Are there tasks for which the dataset should not be used?

The dataset should not be used for: real-time health emergency alerts (use official government sources for that), regulatory compliance or legal proceedings (we are not an accredited monitoring network), individual-level health risk assessment without professional guidance, or as ground truth for training models without understanding the QC flags and known limitations.

Distribution

Will the dataset be distributed to third parties?

Yes. The dataset is publicly available to anyone, without restriction. It is distributed via the AirData.kz website and GitHub repository.

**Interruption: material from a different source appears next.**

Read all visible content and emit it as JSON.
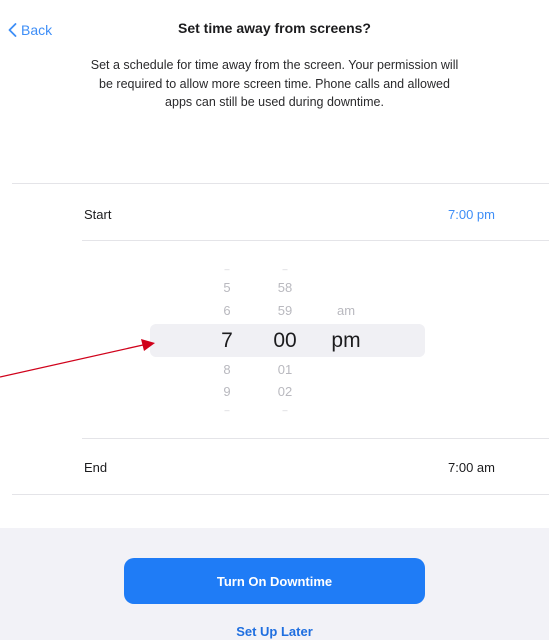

How will the dataset be distributed?

Multiple formats: compressed CSV files (partitioned by city and parameter), Apache Parquet files (for analytics), GeoJSON (for mapping), and a station registry CSV. All files are available for direct download from airdata.kz/data/ and from the GitHub repository.

Will the dataset be distributed under a license?

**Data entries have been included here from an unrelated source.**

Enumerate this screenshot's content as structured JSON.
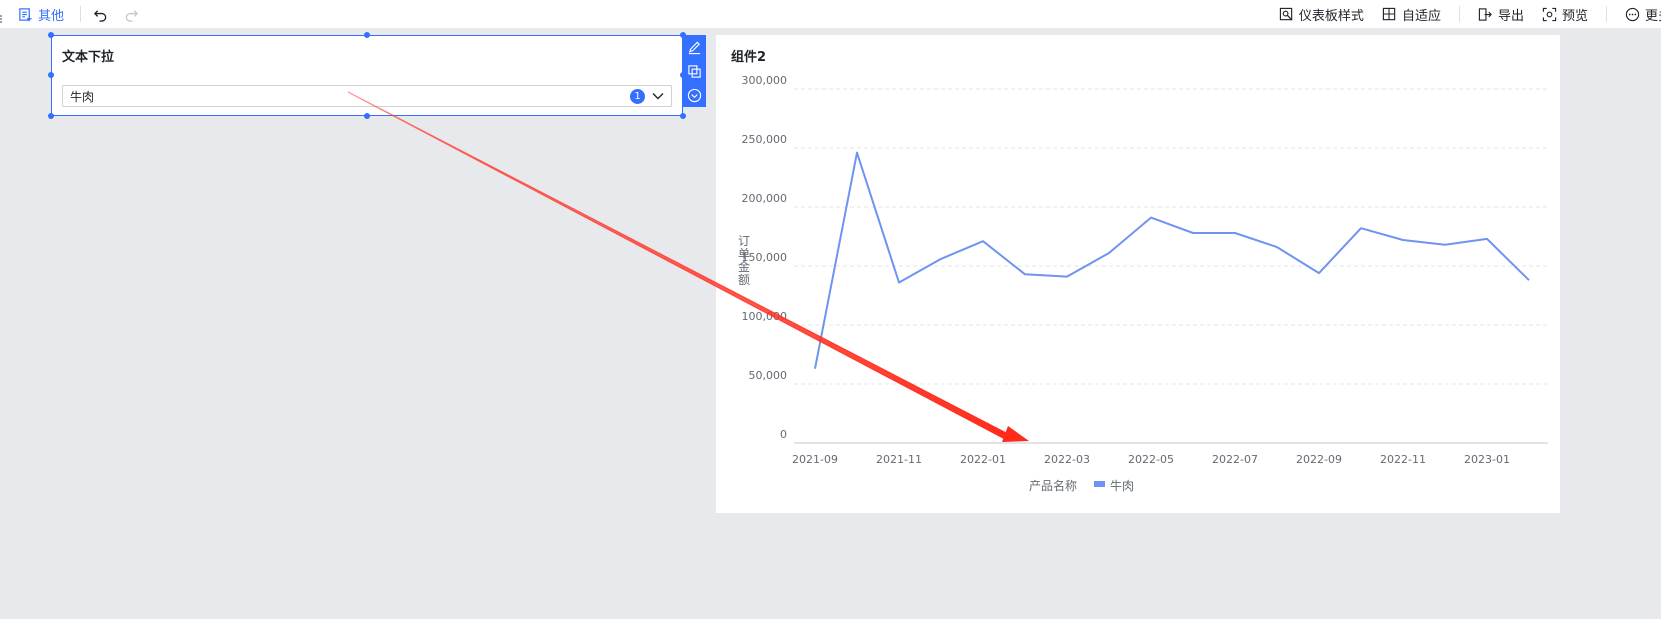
{
  "toolbar": {
    "other_label": "其他",
    "dashboard_style_label": "仪表板样式",
    "adaptive_label": "自适应",
    "export_label": "导出",
    "preview_label": "预览",
    "more_label": "更多"
  },
  "filter": {
    "title": "文本下拉",
    "selected_value": "牛肉",
    "selected_count": "1"
  },
  "chart": {
    "title": "组件2",
    "legend_title": "产品名称",
    "accent_color": "#6e93f0"
  },
  "chart_data": {
    "type": "line",
    "title": "组件2",
    "ylabel": "订单金额",
    "xlabel": "",
    "ylim": [
      0,
      300000
    ],
    "y_ticks": [
      "0",
      "50,000",
      "100,000",
      "150,000",
      "200,000",
      "250,000",
      "300,000"
    ],
    "x_tick_labels": [
      "2021-09",
      "2021-11",
      "2022-01",
      "2022-03",
      "2022-05",
      "2022-07",
      "2022-09",
      "2022-11",
      "2023-01"
    ],
    "x": [
      "2021-09",
      "2021-10",
      "2021-11",
      "2021-12",
      "2022-01",
      "2022-02",
      "2022-03",
      "2022-04",
      "2022-05",
      "2022-06",
      "2022-07",
      "2022-08",
      "2022-09",
      "2022-10",
      "2022-11",
      "2022-12",
      "2023-01",
      "2023-02"
    ],
    "series": [
      {
        "name": "牛肉",
        "color": "#6e93f0",
        "values": [
          63000,
          246000,
          136000,
          156000,
          171000,
          143000,
          141000,
          161000,
          191000,
          178000,
          178000,
          166000,
          144000,
          182000,
          172000,
          168000,
          173000,
          138000
        ]
      }
    ],
    "legend_position": "bottom",
    "grid": true
  }
}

The dataset is released under open terms with no restrictions on use. Attribution is appreciated but not required. Upstream data sources have their own terms: KGMT data is shared under an official agreement with KazHydroMet for research use, AirGradient and OpenAQ data is open by their respective policies, WAQI data is subject to their terms of use.

Maintenance

Who is maintaining the dataset?

The AirData.kz volunteer team, operating under the Global Shapers Almaty Hub.

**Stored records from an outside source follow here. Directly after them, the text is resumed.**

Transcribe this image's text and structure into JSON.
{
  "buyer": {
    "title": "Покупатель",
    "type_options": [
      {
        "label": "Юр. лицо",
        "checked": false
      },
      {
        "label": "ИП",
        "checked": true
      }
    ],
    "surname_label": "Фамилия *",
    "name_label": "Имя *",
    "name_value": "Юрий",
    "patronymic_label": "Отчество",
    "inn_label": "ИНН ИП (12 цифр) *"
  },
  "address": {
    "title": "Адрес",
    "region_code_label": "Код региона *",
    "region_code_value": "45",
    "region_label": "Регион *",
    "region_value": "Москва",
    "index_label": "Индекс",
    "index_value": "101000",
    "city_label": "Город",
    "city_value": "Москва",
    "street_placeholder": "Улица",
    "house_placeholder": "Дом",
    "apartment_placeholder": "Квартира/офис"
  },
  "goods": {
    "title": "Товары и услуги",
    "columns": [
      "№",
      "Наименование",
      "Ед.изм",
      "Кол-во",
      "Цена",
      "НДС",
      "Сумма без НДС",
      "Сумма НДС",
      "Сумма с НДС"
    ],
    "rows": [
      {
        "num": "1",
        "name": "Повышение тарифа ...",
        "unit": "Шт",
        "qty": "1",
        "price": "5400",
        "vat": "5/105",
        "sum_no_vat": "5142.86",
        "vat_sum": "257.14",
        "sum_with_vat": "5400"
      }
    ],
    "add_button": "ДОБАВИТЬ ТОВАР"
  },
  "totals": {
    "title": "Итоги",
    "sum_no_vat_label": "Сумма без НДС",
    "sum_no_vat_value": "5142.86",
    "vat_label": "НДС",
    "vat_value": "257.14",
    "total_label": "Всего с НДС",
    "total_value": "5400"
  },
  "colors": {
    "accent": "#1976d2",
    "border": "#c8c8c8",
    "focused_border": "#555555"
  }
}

How can the maintainer be contacted?

Via email at airdatakz@gmail.com.

Will the dataset be updated?

Yes, continuously. New data is ingested every 20 minutes from active sources. Daily aggregations and quality checks run automatically. CSV/Parquet exports are regenerated daily. The station registry is updated as new stations come online.

Will older versions continue to be available?

Historical data is never deleted — the dataset is append-only. Older measurements remain in the dataset permanently. However, quality flags may be updated if our cleaning methodology improves. The raw data layer is immutable.

Can others contribute to the dataset?

Yes. The project is open source. Contributors can submit pull requests to improve the pipeline code, suggest new data sources, or report data quality issues via GitHub. We also welcome partnerships with monitoring networks that want their data included.

Citation

If you use this dataset in research or publication, please cite:

AirData.kz. Open Air Quality Dataset for Kazakhstan. Global Shapers Almaty Hub, 2019-present. Available at: https://airdata.kz

About this document

This datasheet follows the "Datasheets for Datasets" framework proposed by Gebru, T., Morgenstern, J., Vecchione, B., Vaughan, J.W., Wallach, H., Daumé III, H., and Crawford, K. (2021). Communications of the ACM, 64(12), 86-92.